Erik was born in Norway, the son of Þorvaldur Ásvaldsson, so his real name was Erik Þorvaldsson "the Red" (Eiríkur rauði Þorvaldsson). As usual in the old Scandinavian languages, Þorvaldsson or Ásvaldsson do not represent surnames, but a patronymic.
Around 970, Erik's father had to flee Norway because he had committed murder. The family settled in Iceland. Erik was expelled from Iceland for three years in 982 because he had also committed a murder there.
Before he decided to seek a land in the west, which had been sighted earlier by Gunnbjörn Úlfsson and was known as Gunnbjörn's Archipelago (Gunnbjarnarsker), he withdrew from the judicial district where it was pronounced because of the sentence passed.
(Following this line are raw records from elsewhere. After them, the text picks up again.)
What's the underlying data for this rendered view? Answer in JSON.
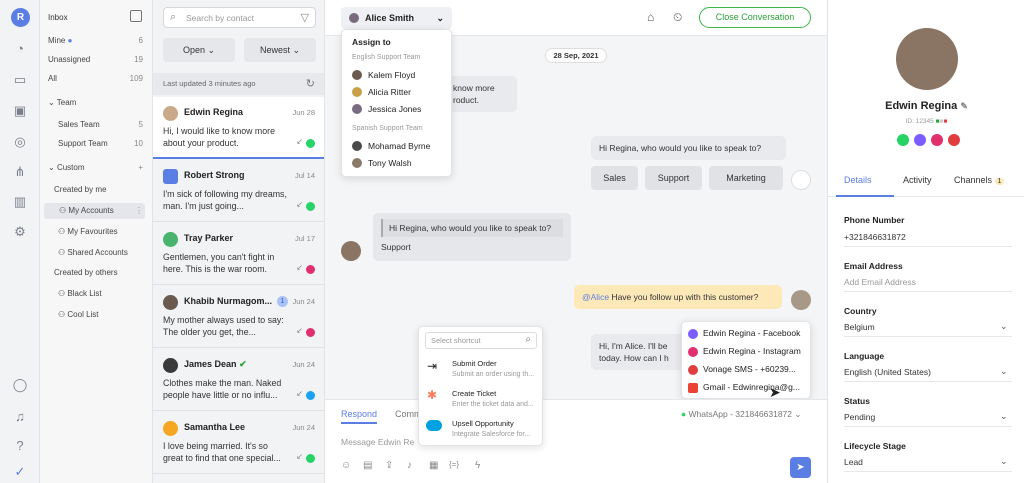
{
  "user_initial": "R",
  "nav": {
    "inbox_title": "Inbox",
    "mine": {
      "label": "Mine",
      "count": "6"
    },
    "unassigned": {
      "label": "Unassigned",
      "count": "19"
    },
    "all": {
      "label": "All",
      "count": "109"
    },
    "team_title": "Team",
    "sales_team": {
      "label": "Sales Team",
      "count": "5"
    },
    "support_team": {
      "label": "Support Team",
      "count": "10"
    },
    "custom_title": "Custom",
    "created_by_me": "Created by me",
    "my_accounts": "My Accounts",
    "my_favourites": "My Favourites",
    "shared_accounts": "Shared Accounts",
    "created_by_others": "Created by others",
    "black_list": "Black List",
    "cool_list": "Cool List"
  },
  "list": {
    "search_placeholder": "Search by contact",
    "filter_open": "Open",
    "filter_newest": "Newest",
    "updated": "Last updated 3 minutes ago",
    "conversations": [
      {
        "name": "Edwin Regina",
        "date": "Jun 28",
        "message": "Hi, I would like to know more about your product.",
        "channel_color": "#25d366"
      },
      {
        "name": "Robert Strong",
        "date": "Jul 14",
        "message": "I'm sick of following my dreams, man. I'm just going...",
        "channel_color": "#25d366"
      },
      {
        "name": "Tray Parker",
        "date": "Jul 17",
        "message": "Gentlemen, you can't fight in here. This is the war room.",
        "channel_color": "#e1306c"
      },
      {
        "name": "Khabib Nurmagom...",
        "date": "Jun 24",
        "badge": "1",
        "message": "My mother always used to say: The older you get, the...",
        "channel_color": "#e1306c"
      },
      {
        "name": "James Dean",
        "date": "Jun 24",
        "message": "Clothes make the man. Naked people have little or no influ...",
        "channel_color": "#1da1f2"
      },
      {
        "name": "Samantha Lee",
        "date": "Jun 24",
        "message": "I love being married. It's so great to find that one special...",
        "channel_color": "#25d366"
      }
    ]
  },
  "chat": {
    "assignee": "Alice Smith",
    "close_label": "Close Conversation",
    "date": "28 Sep, 2021",
    "assign_title": "Assign to",
    "group1": "English Support Team",
    "group1_members": [
      "Kalem Floyd",
      "Alicia Ritter",
      "Jessica Jones"
    ],
    "group2": "Spanish Support Team",
    "group2_members": [
      "Mohamad Byrne",
      "Tony Walsh"
    ],
    "msg_partial": "know more\nroduct.",
    "msg_question": "Hi Regina, who would you like to speak to?",
    "quick_replies": [
      "Sales",
      "Support",
      "Marketing"
    ],
    "reply_quote": "Hi Regina, who would you like to speak to?",
    "reply_text": "Support",
    "note_mention": "@Alice",
    "note_text": " Have you follow up with this customer?",
    "msg_alice": "Hi, I'm Alice. I'll be\ntoday. How can I h",
    "tab_respond": "Respond",
    "tab_comment": "Comm",
    "channel_select": "WhatsApp - 321846631872",
    "message_placeholder": "Message Edwin Re",
    "shortcut_placeholder": "Select shortcut",
    "shortcuts": [
      {
        "title": "Submit Order",
        "desc": "Submit an order using th..."
      },
      {
        "title": "Create Ticket",
        "desc": "Enter the ticket data and..."
      },
      {
        "title": "Upsell Opportunity",
        "desc": "Integrate Salesforce for..."
      }
    ],
    "channel_options": [
      "Edwin Regina - Facebook",
      "Edwin Regina - Instagram",
      "Vonage SMS - +60239...",
      "Gmail - Edwinregina@g..."
    ]
  },
  "contact": {
    "name": "Edwin Regina",
    "id": "ID: 12345",
    "tabs": {
      "details": "Details",
      "activity": "Activity",
      "channels": "Channels",
      "channels_count": "1"
    },
    "phone_label": "Phone Number",
    "phone": "+321846631872",
    "email_label": "Email Address",
    "email_placeholder": "Add Email Address",
    "country_label": "Country",
    "country": "Belgium",
    "language_label": "Language",
    "language": "English (United States)",
    "status_label": "Status",
    "status": "Pending",
    "lifecycle_label": "Lifecycle Stage",
    "lifecycle": "Lead"
  }
}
However, even there he could not live unmolested, as he now bore the stigma of a murderer. He then headed west without his wife and children, whom he did not meet again until four years later.
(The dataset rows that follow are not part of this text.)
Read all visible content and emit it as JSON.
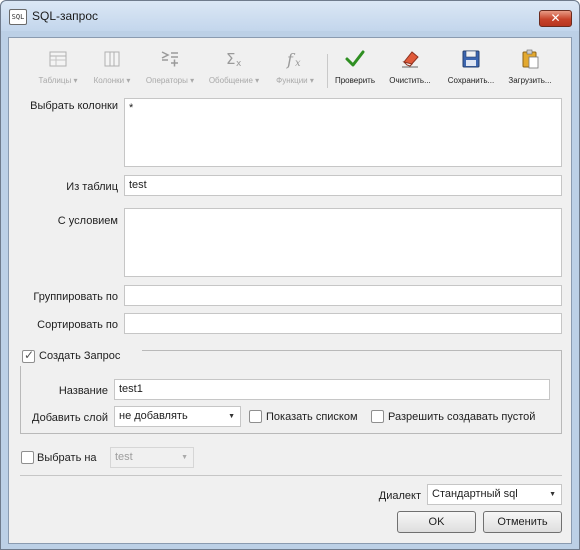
{
  "window": {
    "title": "SQL-запрос",
    "icon_text": "SQL",
    "close_symbol": "✕"
  },
  "toolbar": {
    "tables": "Таблицы",
    "columns": "Колонки",
    "operators": "Операторы",
    "aggregates": "Обобщение",
    "functions": "Функции",
    "check": "Проверить",
    "clear": "Очистить...",
    "save": "Сохранить...",
    "load": "Загрузить...",
    "dropdown_marker": "▾"
  },
  "form": {
    "select_columns_label": "Выбрать колонки",
    "select_columns_value": "*",
    "from_tables_label": "Из таблиц",
    "from_tables_value": "test",
    "where_label": "С условием",
    "where_value": "",
    "group_by_label": "Группировать по",
    "group_by_value": "",
    "order_by_label": "Сортировать по",
    "order_by_value": ""
  },
  "create_query": {
    "label": "Создать Запрос",
    "checked": true,
    "name_label": "Название",
    "name_value": "test1",
    "add_layer_label": "Добавить слой",
    "add_layer_value": "не добавлять",
    "show_as_list_label": "Показать списком",
    "allow_empty_label": "Разрешить создавать пустой"
  },
  "select_on": {
    "label": "Выбрать на",
    "value": "test"
  },
  "dialect": {
    "label": "Диалект",
    "value": "Стандартный sql"
  },
  "buttons": {
    "ok": "OK",
    "cancel": "Отменить"
  },
  "colors": {
    "check_green": "#2f8f22",
    "close_red": "#c7432a"
  }
}
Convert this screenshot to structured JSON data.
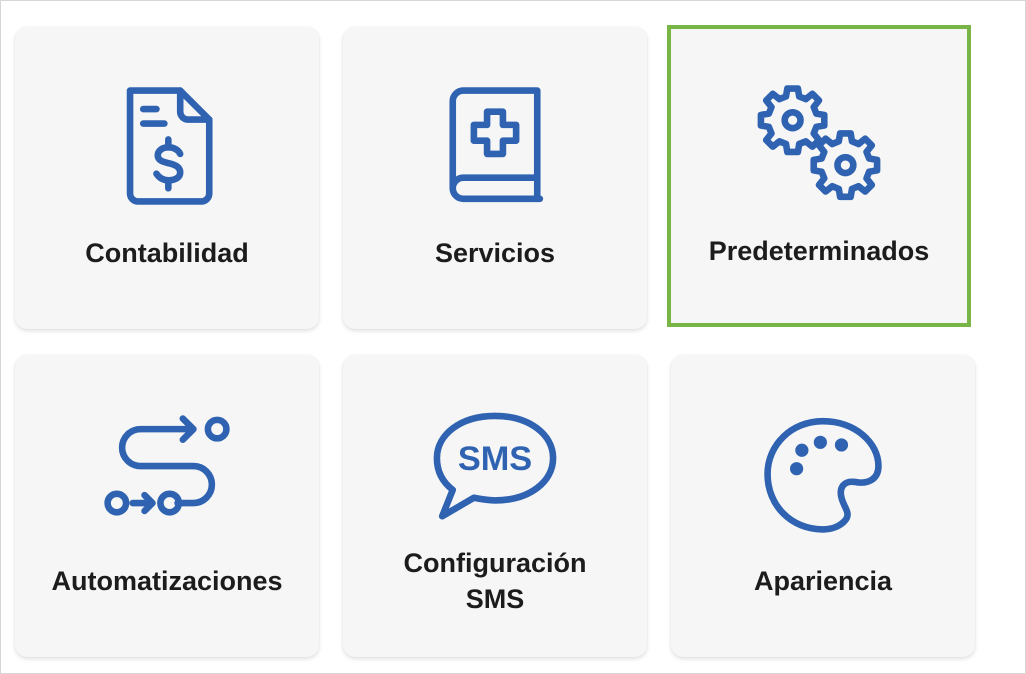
{
  "colors": {
    "icon": "#2f63b2",
    "tile_bg": "#f6f6f6",
    "selected_border": "#79b546",
    "label": "#1c1c1c"
  },
  "tiles": [
    {
      "label": "Contabilidad",
      "icon": "invoice-dollar-icon",
      "selected": false
    },
    {
      "label": "Servicios",
      "icon": "medical-book-icon",
      "selected": false
    },
    {
      "label": "Predeterminados",
      "icon": "gears-icon",
      "selected": true
    },
    {
      "label": "Automatizaciones",
      "icon": "workflow-route-icon",
      "selected": false
    },
    {
      "label_line1": "Configuración",
      "label_line2": "SMS",
      "icon": "sms-bubble-icon",
      "icon_text": "SMS",
      "selected": false
    },
    {
      "label": "Apariencia",
      "icon": "palette-icon",
      "selected": false
    }
  ]
}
Map of the North Atlantic from Scandinavia to Greenland (with some fantasy islands) by Abraham Ortelius, 1573.
According to the saga, he spent the three years of exile on Greenland, whose coasts he explored.
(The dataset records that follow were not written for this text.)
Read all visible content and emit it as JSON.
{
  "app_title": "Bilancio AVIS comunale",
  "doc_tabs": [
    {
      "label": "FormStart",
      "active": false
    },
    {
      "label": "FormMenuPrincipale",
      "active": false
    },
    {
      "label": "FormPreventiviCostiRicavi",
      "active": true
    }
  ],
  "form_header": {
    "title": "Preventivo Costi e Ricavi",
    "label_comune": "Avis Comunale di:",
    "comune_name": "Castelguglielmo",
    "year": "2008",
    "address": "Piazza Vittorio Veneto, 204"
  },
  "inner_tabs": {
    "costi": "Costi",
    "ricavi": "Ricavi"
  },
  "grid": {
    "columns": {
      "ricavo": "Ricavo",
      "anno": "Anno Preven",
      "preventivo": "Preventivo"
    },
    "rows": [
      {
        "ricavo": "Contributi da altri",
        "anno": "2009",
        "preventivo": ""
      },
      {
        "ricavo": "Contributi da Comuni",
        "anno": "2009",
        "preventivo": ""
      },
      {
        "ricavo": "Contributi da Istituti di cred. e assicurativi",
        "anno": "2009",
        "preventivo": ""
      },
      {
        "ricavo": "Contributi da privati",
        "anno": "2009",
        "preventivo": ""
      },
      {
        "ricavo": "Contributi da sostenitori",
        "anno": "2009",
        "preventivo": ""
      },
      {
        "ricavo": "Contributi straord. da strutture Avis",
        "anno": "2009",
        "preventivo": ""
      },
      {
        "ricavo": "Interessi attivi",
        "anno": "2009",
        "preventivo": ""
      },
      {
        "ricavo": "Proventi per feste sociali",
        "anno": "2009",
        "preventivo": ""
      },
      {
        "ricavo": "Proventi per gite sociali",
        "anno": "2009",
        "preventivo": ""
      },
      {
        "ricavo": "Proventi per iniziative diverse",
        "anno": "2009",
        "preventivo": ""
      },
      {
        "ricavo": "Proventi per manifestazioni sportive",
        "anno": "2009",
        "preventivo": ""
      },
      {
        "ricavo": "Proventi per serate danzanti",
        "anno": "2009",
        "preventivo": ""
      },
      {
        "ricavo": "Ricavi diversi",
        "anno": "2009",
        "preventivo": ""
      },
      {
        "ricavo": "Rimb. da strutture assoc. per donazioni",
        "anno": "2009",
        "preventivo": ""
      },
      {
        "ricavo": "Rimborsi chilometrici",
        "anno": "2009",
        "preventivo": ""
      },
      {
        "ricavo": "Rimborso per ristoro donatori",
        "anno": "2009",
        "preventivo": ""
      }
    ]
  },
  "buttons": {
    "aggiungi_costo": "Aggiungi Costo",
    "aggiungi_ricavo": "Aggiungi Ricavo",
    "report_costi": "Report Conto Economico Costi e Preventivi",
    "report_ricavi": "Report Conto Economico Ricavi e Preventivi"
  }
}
Due to the long winters, Erik and his crew came close to starvation several times. He then returned to Iceland and recruited colonists. He is credited with the promotional name Greenland (green land).
He sailed to Greenland in 985 with 25 ships and many people. 14 ships arrived, 11 were lost at sea. The Icelanders founded two settlements, Eystribygð (New Icelandic: Eystribyggð) in the south near present-day Narsarsuaq, and Vestribygð (New Icelandic: Vestribyggð) near what later became Nuuk. In Eystribygð Erik established his farm Brattahlíð.
The settlements flourished and grew to over 3,000 inhabitants as there was further influx from Iceland.
A major blow was an epidemic that brought new colonists to Greenland in 1002, to which Erik also fell victim. The colony recovered, however, and existed until the 15th century, although regular shipping with Europe ceased earlier.
As far as is known, Erik had four children: Leif Eriksson, who sailed to Vinland (Newfoundland), Thorvald Eiriksson, Þorsteinn Eiríksson and Freydís Eiríksdóttir.
The oil rig Eirik Raude (Norwegian) is named after Erik the Red.
The part of Greenland on the northern east coast occupied by Norway from 1931 to 1933 was called Eirik Raude's Land.
The album "Eric the Red" by the Faroese metal band Týr is named after Erik, and the German pagan metal band Black Messiah tells Erik's story in the song "Erik, Der Rote" on their album "Of Myths And Legends". The concept album "Durch Blut Und Eis" by the German Viking metal band Thrudvangar is completely dedicated to Erik the Red and also the German power metal band Rebellion tells his story in the song "Eric the Red".
"Erik the Red" is also the name of a comic book character from Marvel Comics. The name has been used by a total of three different comic book characters as a masked identity with the same costume: Cyclops, Davan Shakari and Magneto.
In the Asterix comic The Great Crossing, the leader of the Normans who wants to discover a new land and then bring Asterix and Obelix back to Europe as natives of America is called "Red Erik". He ends up asking himself the question, "Can I be an explorer or not?"
In Fabian Lenk's collection The Time Detectives with Wild Vikings, the time thriller The Curse of the Vikings focuses on Erik the Red after his return from exile: Julian, Kim, Leon, and the cat Kija meet Erik's son Leif when Erik inspires many Icelanders to cross to Greenland. After a raid and a heavy sea storm, they reach Eriksfjord with only 11 ships instead of 25. While building the new settlement they are attacked by strangers and later Erik's son Leif is captured. This is the act of revenge of Thorgest, whose sons Erik had killed in a fight and for which Erik was sent into exile. When Thorgest's and Erik's fighters face each other in battle, Julian asks both sides to lay down their arms and build the settlement together. Leif is released and the opponents ally.